Some days, when I'm working on projects, it seems like nothing goes right. Today was one of those days. It started off to be a good, productive day. Anthony and I were done with his homeschooling by 11, and he and the girls went outside to play - the weather was positively gorgeous! So I had some quiet inside time, with all the windows open, to work on sewing. I already had completed a dress that was to be a birthday gift that a friend of mine had ordered for her sweet to-be-5-year old daughter.
I had also finished a scrappy flower matching hair barrette, which was a gift from me. (Don't actually have a picture of that.) Today I needed to complete the matching doll dress her mom ordered, and I wanted to make a scrappy flower pony tail for the doll, to match the dress, as a gift from me as well.
Right from the start, things just didn't go my way. I wasn't using a pattern - since I didn't actually use a pattern for the little girl's dress - and all I knew of the doll was that it was an 18" doll - and I sort of assumed, since I knew the girl HAD an American Doll, that the dress was FOR the American Doll. Oops. So I had the side seams sewn and serged, when I vaguely remembered something about her mom trying to get some other type of doll for her daughter...and thought it might be a good idea if I could actually SEE the doll to make sure the dress I was making would actually FIT the doll before I went any further. GOOD THING.

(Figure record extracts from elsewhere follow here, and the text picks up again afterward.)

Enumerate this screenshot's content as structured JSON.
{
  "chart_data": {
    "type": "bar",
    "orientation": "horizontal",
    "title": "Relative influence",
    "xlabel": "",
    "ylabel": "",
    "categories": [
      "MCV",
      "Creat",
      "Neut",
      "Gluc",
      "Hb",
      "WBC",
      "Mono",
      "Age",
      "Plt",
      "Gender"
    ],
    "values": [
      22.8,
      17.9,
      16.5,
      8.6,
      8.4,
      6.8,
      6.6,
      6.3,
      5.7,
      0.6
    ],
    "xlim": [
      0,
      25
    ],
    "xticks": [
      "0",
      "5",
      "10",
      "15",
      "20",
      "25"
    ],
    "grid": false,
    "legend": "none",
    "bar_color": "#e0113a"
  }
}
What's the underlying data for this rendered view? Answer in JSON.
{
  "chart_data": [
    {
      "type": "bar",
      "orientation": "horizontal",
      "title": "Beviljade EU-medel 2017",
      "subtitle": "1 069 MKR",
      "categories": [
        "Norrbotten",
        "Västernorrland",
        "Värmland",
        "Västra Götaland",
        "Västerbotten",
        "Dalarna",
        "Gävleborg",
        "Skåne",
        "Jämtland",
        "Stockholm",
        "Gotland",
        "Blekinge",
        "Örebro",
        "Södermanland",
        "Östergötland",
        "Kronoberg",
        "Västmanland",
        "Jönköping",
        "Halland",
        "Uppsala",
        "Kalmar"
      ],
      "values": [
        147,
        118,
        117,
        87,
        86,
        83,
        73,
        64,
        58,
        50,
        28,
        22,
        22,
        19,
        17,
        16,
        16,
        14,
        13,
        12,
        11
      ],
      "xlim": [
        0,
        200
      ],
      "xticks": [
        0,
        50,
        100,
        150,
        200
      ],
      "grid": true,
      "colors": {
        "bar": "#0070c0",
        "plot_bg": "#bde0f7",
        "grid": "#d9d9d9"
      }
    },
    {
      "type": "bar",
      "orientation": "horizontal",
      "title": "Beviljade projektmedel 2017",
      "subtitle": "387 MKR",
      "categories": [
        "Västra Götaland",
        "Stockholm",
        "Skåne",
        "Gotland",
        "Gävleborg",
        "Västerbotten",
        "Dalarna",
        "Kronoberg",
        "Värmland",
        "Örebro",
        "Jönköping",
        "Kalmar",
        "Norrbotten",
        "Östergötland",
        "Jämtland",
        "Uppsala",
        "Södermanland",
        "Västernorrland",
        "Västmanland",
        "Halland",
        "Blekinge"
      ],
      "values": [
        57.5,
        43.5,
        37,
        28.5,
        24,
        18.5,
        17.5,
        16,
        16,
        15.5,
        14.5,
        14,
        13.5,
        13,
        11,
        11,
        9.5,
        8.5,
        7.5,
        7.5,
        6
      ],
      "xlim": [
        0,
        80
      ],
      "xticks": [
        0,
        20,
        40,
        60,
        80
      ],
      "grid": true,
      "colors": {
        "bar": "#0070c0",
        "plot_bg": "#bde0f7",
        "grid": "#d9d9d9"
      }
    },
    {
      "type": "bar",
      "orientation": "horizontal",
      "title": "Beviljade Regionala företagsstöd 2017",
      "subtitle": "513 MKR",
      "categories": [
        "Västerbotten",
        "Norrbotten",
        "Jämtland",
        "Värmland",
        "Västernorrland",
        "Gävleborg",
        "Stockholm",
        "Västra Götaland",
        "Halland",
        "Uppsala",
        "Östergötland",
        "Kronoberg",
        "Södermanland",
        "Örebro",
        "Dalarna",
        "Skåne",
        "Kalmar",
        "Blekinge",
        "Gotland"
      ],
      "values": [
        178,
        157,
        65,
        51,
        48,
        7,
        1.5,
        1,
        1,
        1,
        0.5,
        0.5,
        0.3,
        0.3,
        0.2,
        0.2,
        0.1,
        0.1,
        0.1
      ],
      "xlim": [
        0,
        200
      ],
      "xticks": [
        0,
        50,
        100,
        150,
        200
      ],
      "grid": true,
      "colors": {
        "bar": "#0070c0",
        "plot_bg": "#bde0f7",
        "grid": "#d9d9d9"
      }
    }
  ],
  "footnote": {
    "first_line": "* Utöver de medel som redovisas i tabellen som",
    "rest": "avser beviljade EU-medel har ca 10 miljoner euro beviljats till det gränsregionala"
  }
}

She brought the doll over - which I immediately swooned over and fell head over heels in love with, by the way - and I was right...the dress didn't fit. Since the doll was to be a gift, it was no problem to leave the doll with me...which she did...and I went to work. First, I realized that besides being too tight, the dress was way too long...so initially, I tried to just shorten the existing dress and make it work. Which would have worked, had I not cut the arm holes unevenly. Oops. So I cut some more, and it was a little shorter than I wanted, but I thought I could still make it work. So I went to do the rolled hem edge on the bottom. Except my serger was doing something funky to the fabric and pretty much ruining it. I tried adjusting tensions, etc., to no avail. Well, shoot. I adjusted some more, practiced on some scraps, again to no avail...and then it finally dawned on me. While I had unthreaded the left needle - I had never actually removed it. DUH. So it was making an unnecessary and damaging row of holes in the fabric. SIGH. Scrap that dress altogether and just start over.
So I started over. This time it went much better...and I took notes on my computer, just in case this mom (or anyone else) ever asks me again to make a dress for a Natural Buddies doll (and this ended up being a 16" doll, not an 18" one), so I never have to figure this out again!
I finally got the dress done, and went to reach for a safety pin so I could pull the ribbon through the strap tubes - only to knock over a little basket that holds my india ink and a few little jars of colored india-style dip-pen ink. That don't have tight-fitting lids. They fell to the floor. The turquoise opened...you see where this is going, right? (THANK GOD the doll, the dresses, and the hair flowers were NO WHERE NEARBY when this happened!) Turquoise is one of my favorite colors - but it was EVERYWHERE. It took me forever to clean it all up - and even longer to scrub and slough my hands (in fact, I still have it under and around my fingernails).
I finally got the straps put on, got the dress on the doll, got her sweater put back on (which amazingly, matched her dress perfectly!), and got her hair pony made. And once I saw how completely beautiful she looked, and how precious she was next to her soon-to-be mommy's dress...the day of disasters was ALL WORTH IT! I only wish I could be there tomorrow morning to see her face light up when she gets to open her gifts!!! (I'm certain her mommy will take LOTS of photos and I will get to experience it secondhand!)
1 comment:
You are the ONLY person I know who has India ink, much less turquoise. Glad they were small jars, and that everything eventually turned out allright (like it always does). Cutie cute dresses, tailor girl.